Description
TL;DR
When dealing with multi sub processes, tini is likely to return without waiting for all children to exit, and that drives kernel send SIGKILL to the remaining processes under the same pid namespace, going against the design principle for tini: allowing for signal forwarding and graceful termination.
Steps to Reproduce
-
get a tini binary
-
prepare a python script as followed:
# ppp.py
import os
import time
import signal
pid = os.fork()
if pid == 0:
signal.signal(15, lambda _, __: time.sleep(1))
cpid = os.fork()
time.sleep(1000)
Note that I use time.sleep(1)
to act as if there is some time consuming operation for graceful termination.
- make sure the script
ppp.py
and tini bintini
are in the $(pwd), then run a docker container as followed:
docker run -d --rm -v $(pwd):/src -w /src python /src/tini -g -s -- python /src/ppp.py
- inspect process tree
root 335889 1 0 Feb24 ? 00:05:21 /usr/bin/containerd
root 2707 335889 0 23:02 ? 00:00:00 \_ containerd-shim -namespace moby -workdir /var/lib/containerd/io.containerd.runtime.v1.linux/moby/7ea94ebea673367a6e31f136115dcbe5d0d18bc4c343ca5e834549f30ba7b189 -address /run/containerd/containerd.sock -containerd-binary /usr/bin/containerd -runtime-root /var/run/docker/runtime-runc
root 2747 2707 0 23:02 ? 00:00:00 \_ /src/tini -g -s -- python /src/ppp.py
root 2810 2747 3 23:02 ? 00:00:00 \_ python /src/ppp.py
root 2840 2810 0 23:02 ? 00:00:00 \_ python /src/ppp.py
root 2841 2840 0 23:02 ? 00:00:00 \_ python /src/ppp.py
- use strace(1) to watch the last python process
2841
:strace -fTp 2841
, then send SIGTERM to tini:kill -15 2747
What We Expected
Since there is no multiple process group, and we specified the tini with -s -g
, the actions for tini should have been:
- forward SGTERM to all the python processes
- wait for all python processes to exit (graceful termination)
- exit as the last the process in the pid namespace
What We Got
However, we could simply observed that the second (2840) and the third (2841) python processes received SIGKILL as soon as SIGTERM came, demonstrating that tini didn't wait for their exits so that their graceful termination failed.

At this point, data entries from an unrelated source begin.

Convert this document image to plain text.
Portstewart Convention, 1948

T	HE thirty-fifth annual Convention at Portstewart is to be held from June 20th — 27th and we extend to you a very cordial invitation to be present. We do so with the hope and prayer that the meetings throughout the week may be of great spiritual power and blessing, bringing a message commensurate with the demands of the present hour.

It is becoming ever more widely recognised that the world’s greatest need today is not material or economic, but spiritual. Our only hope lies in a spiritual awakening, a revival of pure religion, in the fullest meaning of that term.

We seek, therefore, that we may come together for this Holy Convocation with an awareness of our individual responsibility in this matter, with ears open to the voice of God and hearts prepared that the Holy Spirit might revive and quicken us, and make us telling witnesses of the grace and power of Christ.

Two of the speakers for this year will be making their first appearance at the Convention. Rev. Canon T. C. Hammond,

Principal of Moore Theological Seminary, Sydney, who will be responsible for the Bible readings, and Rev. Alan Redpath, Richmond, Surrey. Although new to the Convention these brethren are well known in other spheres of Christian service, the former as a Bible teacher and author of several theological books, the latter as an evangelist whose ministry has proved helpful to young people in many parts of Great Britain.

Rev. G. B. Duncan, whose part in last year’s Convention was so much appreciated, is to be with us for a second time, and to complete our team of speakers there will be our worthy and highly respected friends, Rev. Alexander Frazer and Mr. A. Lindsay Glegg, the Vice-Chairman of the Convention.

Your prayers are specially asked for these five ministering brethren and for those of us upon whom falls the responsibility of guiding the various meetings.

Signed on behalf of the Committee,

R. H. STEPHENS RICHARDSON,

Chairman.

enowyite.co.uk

Root Cause and Suggestions
- Who sent the SIGKILL?
Kernel
If the "init" process of a PID namespace terminates, the kernel terminates all of the processes in the namespace via a SIGKILL signal.
- Why tini didn't wait?
Lines 546 to 560 in b9f42a0
Look at the second branchcase 0
, whose semantic in the waitpid(2) is:
waitpid(): on success, returns the process ID of the child whose state has changed; if WNOHANG was specified and one or more child(ren) specified by pid exist, but have not yet changed state, then 0 is returned.
So waitpid(-1, NOHANG)=0
means there is no "waitable" child(ren), but there IS child(ren), and that's when tini exits: with children still alive
-
Is this expected?
You might argue that, as long as the direct child process has decent behavior of handling SIGTERM, such as the first python2810
should wait for the second python2840
before quitting, the tini is flawless.
Well that's quite true, but provided that the direct child is capable of grappling with graceful termination and so on, what's the point of installing tini as pid 1 in the container? In that case, we should run the application process as pid 1, without tini. -
Improvement Suggestions
There are many ways to tackle the issue, and the principle is as simple as NOT exit until all children are gone.
The syscall waitpid(2) already offers us ability to distinguish between "there is no child" and "there is no waitable children", so we just follow the doc, and change the tini exit condition.